In the near future, this information will be available.
Choosing a surrogate is a complex issue and involves interaction between doctor and intended parents, and the doctor with the surrogate.
Some intended parents choose their own surrogates and others leave it to the doctor/centre to provide a surrogate.
These surrogates are thoroughly screened for any diseases which might be detrimental for the growing foetus.
Preparation of a surrogate involves ongoing counselling way before and after the procedure.
We call this “informed written consent”.
All surrogates are given detailed information about what surrogacy entails, including the delivery process, before they consent to participate. It is important to continue to provide them with emotional support even after the delivery.
Post-natal depression can occur even in women carrying their own pregnancies, but so far, we have no records of any surrogates suffering.
However, if post-natal depression occurs, it can be medically managed.
Dr. Mark Muyingo,
What is surrogacy?
Surrogacy, according to Dr. Gilbert Ahimbisibwe at the Women’s Hospital International and Fertility Centre, involves the use of another woman’s womb to carry a baby for a couple who cannot have a child.
He says the types of surrogacy include:
Gestational surrogacy: The sperm and egg of the parents are fertilized outside the body in the laboratory using the IVF in vitro fertilization technique and the resulting embryo is put into the surrogate’s womb.
In this case, there is no genetic link between the surrogate and the baby. Ahimbisibwe says this is the most common type of surrogacy.
The surrogate only provides nutrients, food, oxygen and shelter for the baby.
The other type is traditional surrogacy in which the surrogate’s eggs are used.
The surrogate conceives either through insemination or in vitro fertilisation. In this case, the surrogate has a genetic link with the baby.
IVF is a major method of treatment for infertility when other methods of assisted reproductive technology have failed.
The process involves monitoring and stimulating a woman’s ovulation process, removing ova from the ovaries and letting sperm fertilise them in a fluid medium in a laboratory.
The fertilised egg (zygote) is cultured for a period of days in a growth medium and then transferred to the woman’s uterus with the intention of establishing a pregnancy.
Before embarking on surrogacy, Ahimbisibwe says, the hospitals normally sign contracts with both parties.
Why would one need a surrogate mother?
Dr Ahimbisibwe says surrogacy is open for a woman who has failed to get pregnant for a number of reasons.

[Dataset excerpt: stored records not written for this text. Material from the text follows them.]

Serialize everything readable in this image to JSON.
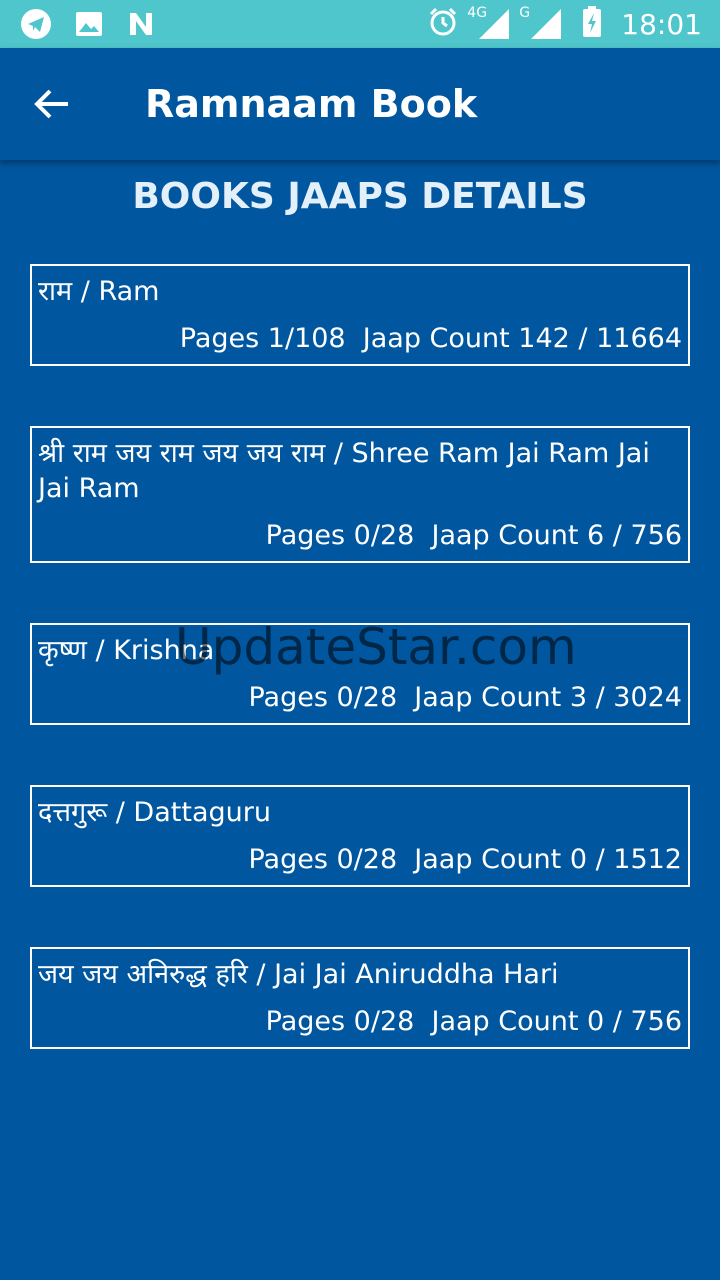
{
  "status_bar": {
    "time": "18:01",
    "network1": "4G",
    "network2": "G",
    "left_icons": [
      "telegram-icon",
      "image-icon",
      "n-icon"
    ],
    "right_icons": [
      "alarm-icon",
      "signal-icon",
      "signal-icon",
      "battery-charging-icon"
    ]
  },
  "app_bar": {
    "title": "Ramnaam Book",
    "back_icon": "arrow-left-icon"
  },
  "section_title": "BOOKS JAAPS DETAILS",
  "books": [
    {
      "name": "राम / Ram",
      "stats": "Pages 1/108  Jaap Count 142 / 11664"
    },
    {
      "name": "श्री राम जय राम जय जय राम / Shree Ram Jai Ram Jai Jai Ram",
      "stats": "Pages 0/28  Jaap Count 6 / 756"
    },
    {
      "name": "कृष्ण / Krishna",
      "stats": "Pages 0/28  Jaap Count 3 / 3024"
    },
    {
      "name": "दत्तगुरू / Dattaguru",
      "stats": "Pages 0/28  Jaap Count 0 / 1512"
    },
    {
      "name": "जय जय अनिरुद्ध हरि / Jai Jai Aniruddha Hari",
      "stats": "Pages 0/28  Jaap Count 0 / 756"
    }
  ],
  "watermark": "UpdateStar.com",
  "colors": {
    "status_bar": "#4FC6CB",
    "background": "#00569F",
    "text": "#FFFFFF"
  }
}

Some of the factors that would stop a woman from getting pregnant include, but are not limited to:
- Uterine rapture (uterus tearing during childbirth)
- Severe scars
- Multiple abortions
- Previous uterine surgery
- Severe uterine infections
- Others include conditions which may limit the ability of a woman to carry a pregnancy to full term successfully, for example; high blood pressure, uncontrolled diabetes, clotting conditions, severe disability, sickle cell anaemia and repeated miscarriages.
Ahimbisibwe, however, notes that on rare occasions, some women use surrogates because of their demanding careers.
Can anyone be a surrogate?
“No. For one to become a surrogate, she must meet certain standards and is subjected to rigorous tests.
These include blood tests and general health.
The person must be between 20 and 35 years and must have been pregnant before and devoid of any
illnesses that can be transmitted to the child.”
Ahimbisibwe says about 30 surrogates have delivered from Women’s Hospital International and Fertility Centre over six years.
“However it became more popular in the past four years.”